Namun, Guardiola justru melihat sepak bola dari cara berpikir. “Saya merasa terkadang dia tidak dipandang sebagai sosok yang menonjol secara fisik. Posturnya, dia tidak cepat, dia tidak kuat… tapi sepakbola itu bermula dari sini [menunjuk ke kepala] dan berakhir di kaki,” ujar Guardiola.
Pernyataan tersebut menggambarkan cara Guardiola memaknai kontribusi Silva selama ini. Kemampuan membaca situasi, menjaga keseimbangan tim, dan mengeksekusi peran dengan cermat membuat Silva menjadi bagian yang sangat penting dalam sistem permainan City.
Pembicaraan perpisahan membuat Guardiola emosional
Di sisi lain, topik kepergian Silva ternyata menyentuh sisi personal Guardiola. Ia bahkan mengaku bisa menangis jika pertanyaan tentang hal itu terus dilanjutkan.
“Jika Anda terus membicarakan dia, saya akan menangis, jadi berhati-hatilah. Akan menjadi momen yang sangat emosional saat dia pergi nanti. Bernardo adalah Bernardo Anda tidak bisa mendefinisikannya,” kata Guardiola, seperti dikutip Sky Sports.
Ucapan itu menunjukkan kedekatan yang sudah terbangun selama bertahun-tahun antara pelatih dan pemain. Silva dikenal sebagai sosok fleksibel yang bisa menjalankan berbagai peran sesuai kebutuhan tim, dan kualitas seperti itu jelas sangat dihargai oleh Guardiola.
Jejak panjang Bernardo Silva di Etihad
Bernardo Silva sudah mencatat 451 penampilan untuk Manchester City di semua kompetisi. Dari jumlah tersebut, ia menyumbang 76 gol dan ikut membantu klub meraih 18 trofi selama delapan musim.

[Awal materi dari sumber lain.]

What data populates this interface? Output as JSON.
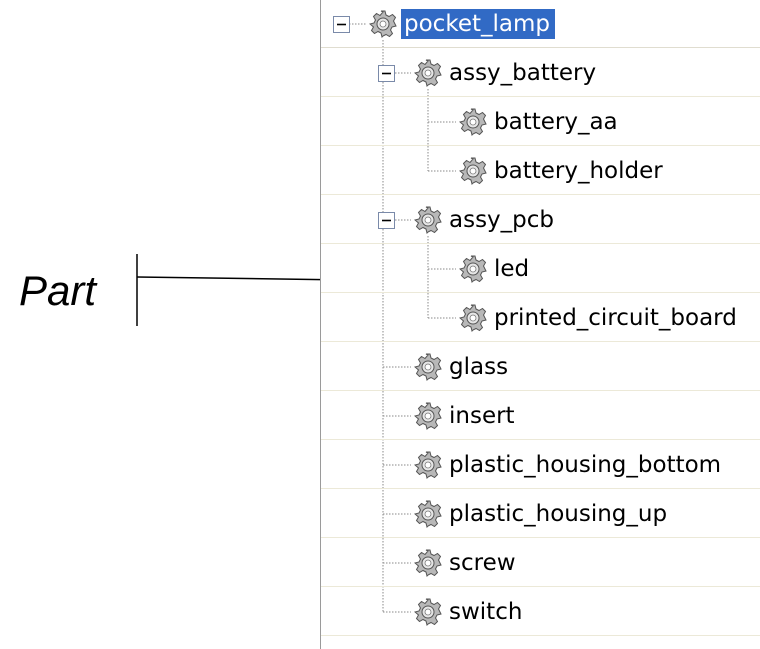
{
  "callout": {
    "text": "Part"
  },
  "tree": {
    "items": [
      {
        "label": "pocket_lamp",
        "depth": 0,
        "expander": "collapse",
        "selected": true
      },
      {
        "label": "assy_battery",
        "depth": 1,
        "expander": "collapse"
      },
      {
        "label": "battery_aa",
        "depth": 2
      },
      {
        "label": "battery_holder",
        "depth": 2
      },
      {
        "label": "assy_pcb",
        "depth": 1,
        "expander": "collapse"
      },
      {
        "label": "led",
        "depth": 2
      },
      {
        "label": "printed_circuit_board",
        "depth": 2
      },
      {
        "label": "glass",
        "depth": 1
      },
      {
        "label": "insert",
        "depth": 1
      },
      {
        "label": "plastic_housing_bottom",
        "depth": 1
      },
      {
        "label": "plastic_housing_up",
        "depth": 1
      },
      {
        "label": "screw",
        "depth": 1
      },
      {
        "label": "switch",
        "depth": 1
      }
    ],
    "icon": "gear-icon",
    "selection_color": "#316ac5"
  }
}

Ia juga menjadi bagian dari skuad yang meraih treble pada musim 2022/2023, sebuah pencapaian yang semakin menegaskan posisinya dalam sejarah klub. Guardiola pun menyampaikan rasa terima kasih atas pengabdian Silva selama bertahun-tahun.
“Saya merasa sangat bersyukur atas apa yang telah dilakukan orang ini selama bertahun-tahun,” ujar Guardiola. Dengan rekam jejak seperti itu, kepergian Bernardo Silva akan meninggalkan ruang besar di Manchester City, bukan hanya dari sisi kualitas permainan, tetapi juga dari keseimbangan dan identitas tim yang selama ini ikut dijaganya.